Recommendations and plan of action
Martin Cartier should initiate the process of turning over the company by cutting on the operational expenses. Seemingly, the company is spending more than it’s earning and may soon lose the support of financiers. Reducing the cost of labor to a level lower than the current level will demoralize the employees and this will have an adverse effect on their productivity and the general productivity of the company (Drucker & Maciariello, 2008). However, the miscellaneous expenses are so high and needs to be reduced by ensuring that expenses are incurred only on the very rudimentary needs. The pricing model needs to be revised accordingly so that it keeps pace with the current trends in the market. Martin Cartier should devise a pricing model that keeps into consideration the current trends in the market and the present needs of the company.
The company can generate additional income if it creates a skiing culture in the population. The management should allocate enough funds for the purpose of enlightening the public on the importance of skiing. The competition in the industry is stiff. This therefore calls for the management of Drowling Mountain to launch a serious advertising campaign beyond Syracuse. The advertisement will increase the sales and apparently the profits will increase (Kotler, 2000). Drowling Mountain should also consider reducing the cost of their services for a short spell so as to attract more customers. The quality of the services it provides is substantial. However, improving the quality further will be an auxiliary advantage as the company will be a notch high than its close competitors and clients are likely to seek its services.

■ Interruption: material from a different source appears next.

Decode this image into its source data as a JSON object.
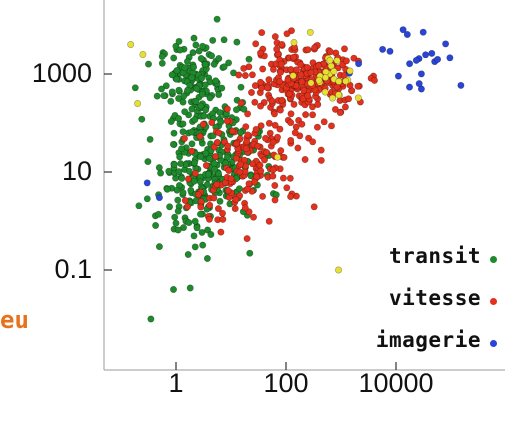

The ski industry in New York employs quite a large number of people. It also generates a good amount of income whose general effect is an economic growth. The vast industry is a source of livelihood to many and the alternative of firing employees should not exist as this might discourage them from spending and this may have an adverse effect on the industry as a whole.

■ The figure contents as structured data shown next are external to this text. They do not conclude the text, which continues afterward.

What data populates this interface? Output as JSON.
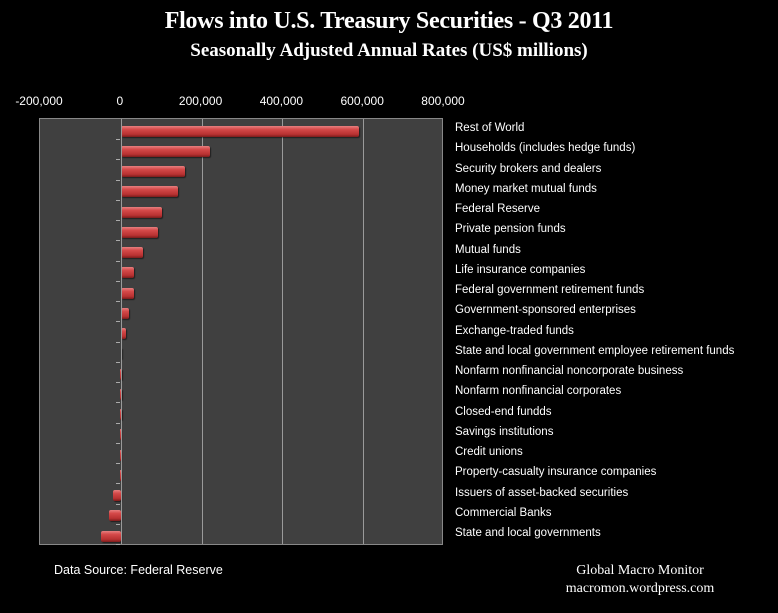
{
  "chart_data": {
    "type": "bar",
    "orientation": "horizontal",
    "title": "Flows into U.S. Treasury  Securities - Q3 2011",
    "subtitle": "Seasonally Adjusted Annual Rates (US$ millions)",
    "xlabel": "",
    "ylabel": "",
    "xlim": [
      -200000,
      800000
    ],
    "x_ticks": [
      "-200,000",
      "0",
      "200,000",
      "400,000",
      "600,000",
      "800,000"
    ],
    "x_tick_values": [
      -200000,
      0,
      200000,
      400000,
      600000,
      800000
    ],
    "x_axis_position": "top",
    "grid": true,
    "categories": [
      "Rest of World",
      "Households (includes hedge funds)",
      "Security brokers and dealers",
      "Money market mutual funds",
      "Federal Reserve",
      "Private pension funds",
      "Mutual funds",
      "Life insurance companies",
      "Federal government retirement funds",
      "Government-sponsored enterprises",
      "Exchange-traded funds",
      "State and local government employee retirement funds",
      "Nonfarm nonfinancial noncorporate business",
      "Nonfarm nonfinancial corporates",
      "Closed-end fundds",
      "Savings institutions",
      "Credit unions",
      "Property-casualty insurance companies",
      "Issuers of asset-backed securities",
      "Commercial Banks",
      "State and local governments"
    ],
    "values": [
      589000,
      222000,
      158000,
      142000,
      103000,
      93000,
      55000,
      33000,
      32000,
      20000,
      14000,
      3000,
      -1000,
      -1000,
      -1000,
      -2000,
      -2000,
      -3000,
      -20000,
      -30000,
      -49000
    ],
    "bar_color": "#c0393b"
  },
  "footer": {
    "source": "Data Source:  Federal Reserve",
    "brand_name": "Global Macro Monitor",
    "brand_url": "macromon.wordpress.com"
  }
}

Martin Cartier should also consider investing in other commercial activities as a potential source of income. For instance, the company may invest in the stock market the little revenues that it raises from its meager sales. This will enable it raise additional capital which can in turn be used to finance other important activities such as marketing.
The board members and the entire management might be the source of failure for the company. It is therefore mandatory that their skills and experience be re-examined to ensure that the right people are in the right positions (Drucker & Maciariello, 2008). They need to possess the skills and knowledge that is relevant in solving management issues in the contemporary business world.
The credit sales should be tried as much as possible as most customers delay in paying and therefore inconvenience the company’s operations. The credit period should considerable be reduced so that customers pay for services as soon as possible.
If the above recommendations are put into action, the company’s performance may improve considerable whipping most of its competitors. The competition in the ski industry will also increase and the general economy of New York is bound to grow. The company has the potential to grow. However, the right strategies, measures and policies need to be put in place.
References
Drucker, P. F., & Maciariello, J. A. (2008). Management. New York, NY: Collins.
Kotler, P. (2000). Marketing management. Upper Saddle River, N.J: Prentice Hall.